В кабинет входит профессор Цвики, женщина неопределенного возраста и неопределенной внешности. Декан вскакивает из-за стола, бросается ей навстречу: Декан. Прошу вас, профессор, очень рад вас видеть. Сюда, пожалуйста, в это кресло, вам здесь будет удобно.
Цвики, холодно поздоровавшись с деканом, садится в кресло. Декан садится за стол. Цвики резко поднимается со своего места. Немедленно вскакивает и декан. Цвики
опускается в кресло – садится декан. Цвики встает –  встает и декан.
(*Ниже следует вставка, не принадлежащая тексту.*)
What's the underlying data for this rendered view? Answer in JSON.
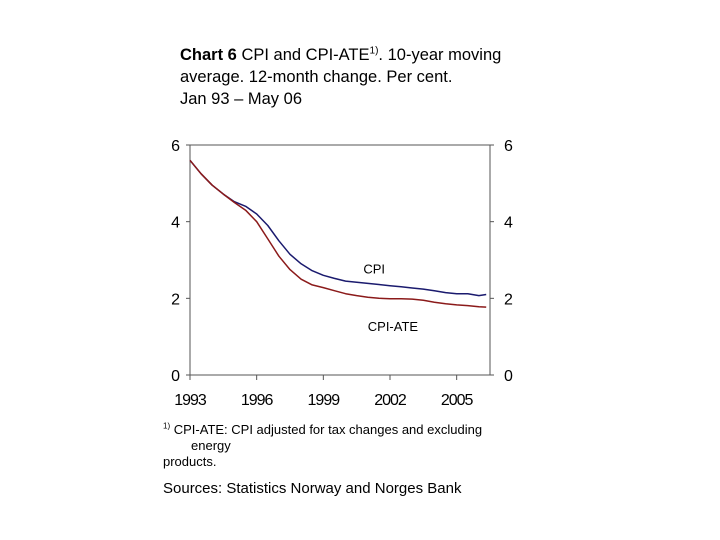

Цвики. Позвольте узнать, сэр, почему вы встаете?
Декан (смущенно). Вы встаете, профессор, и я встаю.
Цвики. Вот именно! А почему? Затрудняетесь сказать, тогда я вам скажу: потому что я женщина, а женщине следует оказывать знаки уважения. Так ведь? Знаки внимания. Главное тут – знаки, то есть нечто условно-символическое, не передающее подлинного отношения к объекту. Это и есть квинтэссенция мужского шовинистического отношения к женщине: внешние знаки внимания и животное хамство по существу. Мистер Монтгомери, я говорю все это не в ваш адрес, разумеется, я пытаюсь изложить здесь политически правильный взгляд на известное вам происшествие на нашем кампусе. Именно так я это понимаю: вот вам знаки уважения – пальто подать или встать, когда дама встает, а вот вам член под окна. Знайте свое место!
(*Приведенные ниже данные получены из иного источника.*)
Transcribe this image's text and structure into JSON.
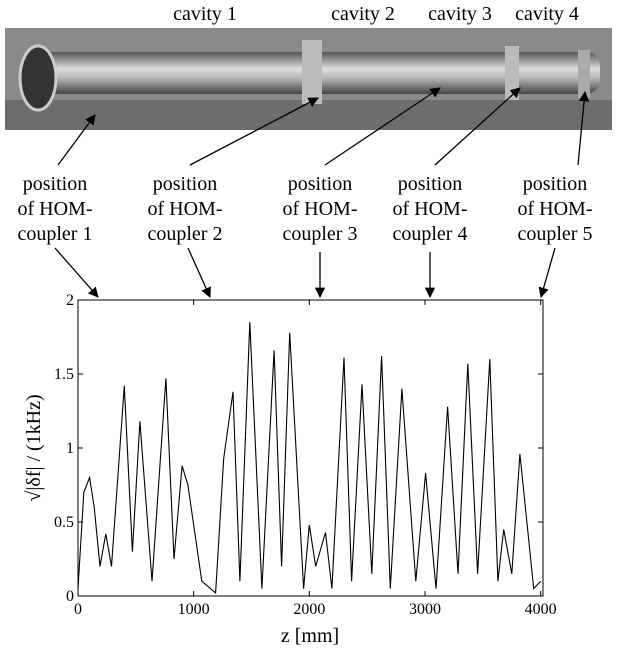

Джонсон (сквозь смех). Член под окна... ха-ха... здорово!
Декан. Профессор, я полностью, стопроцентно разделяю ваше возмущение этим отвратительным поступком. Подобное не может иметь место в нашем университете. Поверьте мне, профессор, будет сделано все возможное, чтобы найти и строго наказать виновных. Никакого снисхождения! Мы с мистером Джонсоном (вы знакомы с мистером Джонсоном?) неустанно над этим работаем.
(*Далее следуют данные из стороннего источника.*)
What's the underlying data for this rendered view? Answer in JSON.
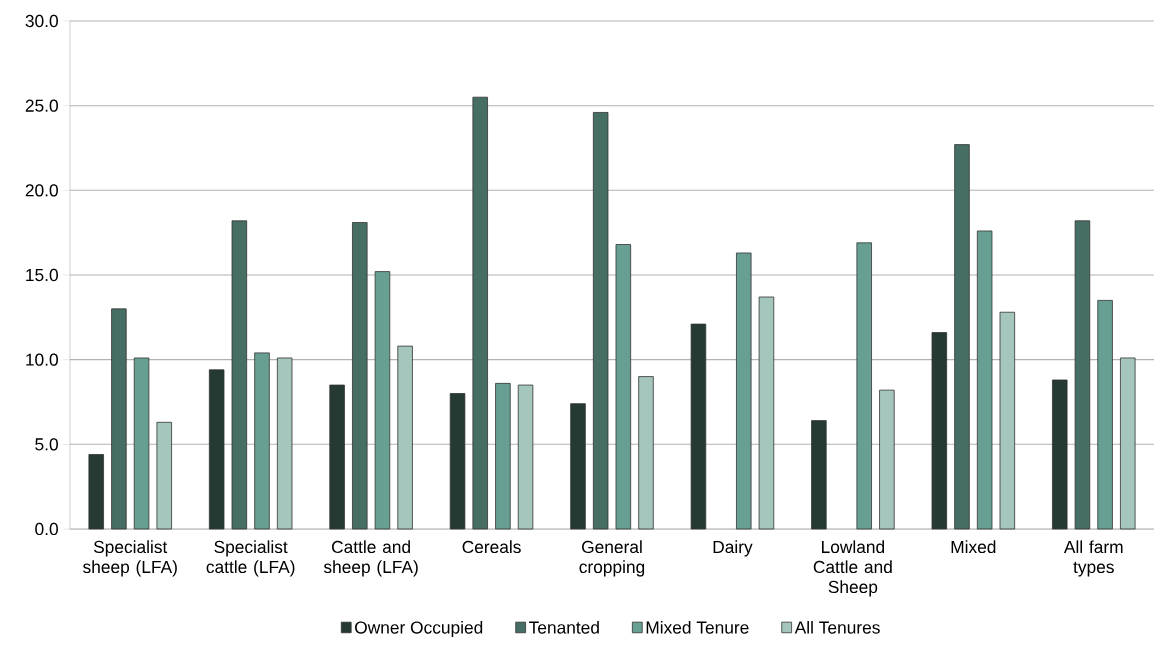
{
  "chart_data": {
    "type": "bar",
    "categories": [
      "Specialist sheep (LFA)",
      "Specialist cattle (LFA)",
      "Cattle and sheep (LFA)",
      "Cereals",
      "General cropping",
      "Dairy",
      "Lowland Cattle and Sheep",
      "Mixed",
      "All farm types"
    ],
    "series": [
      {
        "name": "Owner Occupied",
        "color": "#243a33",
        "values": [
          4.4,
          9.4,
          8.5,
          8.0,
          7.4,
          12.1,
          6.4,
          11.6,
          8.8
        ]
      },
      {
        "name": "Tenanted",
        "color": "#476e64",
        "values": [
          13.0,
          18.2,
          18.1,
          25.5,
          24.6,
          null,
          null,
          22.7,
          18.2
        ]
      },
      {
        "name": "Mixed Tenure",
        "color": "#67a093",
        "values": [
          10.1,
          10.4,
          15.2,
          8.6,
          16.8,
          16.3,
          16.9,
          17.6,
          13.5
        ]
      },
      {
        "name": "All Tenures",
        "color": "#a4c6bd",
        "values": [
          6.3,
          10.1,
          10.8,
          8.5,
          9.0,
          13.7,
          8.2,
          12.8,
          10.1
        ]
      }
    ],
    "ylim": [
      0,
      30
    ],
    "yticks": [
      {
        "value": 0,
        "label": "0.0"
      },
      {
        "value": 5,
        "label": "5.0"
      },
      {
        "value": 10,
        "label": "10.0"
      },
      {
        "value": 15,
        "label": "15.0"
      },
      {
        "value": 20,
        "label": "20.0"
      },
      {
        "value": 25,
        "label": "25.0"
      },
      {
        "value": 30,
        "label": "30.0"
      }
    ],
    "grid": "y",
    "legend": "bottom"
  }
}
Цвики. Я надеюсь, вам удастся разобраться в этом деле, господа, но я хочу подчеркнуть, что наказать виновных – это недостаточно. Да, мистер Монтгомери, я затем сюда пришла, чтобы добиться большего, иначе мы и в будущем обречены видеть подобные выходки. Необходимы комплексные меры по изменению всей морально-политической атмосферы в университете. Такими мерами на первое время могло бы быть расширение занятий по женскому равноправию и положению женщины в обществе. Необходимо больше курсов, больше лекций, более высокие кредиты за эти предметы... Затем, я настаиваю на своей прежней идее: необходимо переоборудовать на кампусе туалетные комнаты, с тем чтобы они были одинаковы у мужчин и женщин. Одинаковые, то есть равные! Мужчины должны быть лишены этой привилегии – мочиться стоя. Медицина определенно утверждает, что никакой физиологической необходимости здесь нет, что мужчины могут превосходно мочиться сидя. Нетрудно понять, почему они настаивают на стоячей позиции: исключительно для того, чтобы унизить женщину, показать ей свое мнимое превосходство. С этим безобразием необходимо покончить!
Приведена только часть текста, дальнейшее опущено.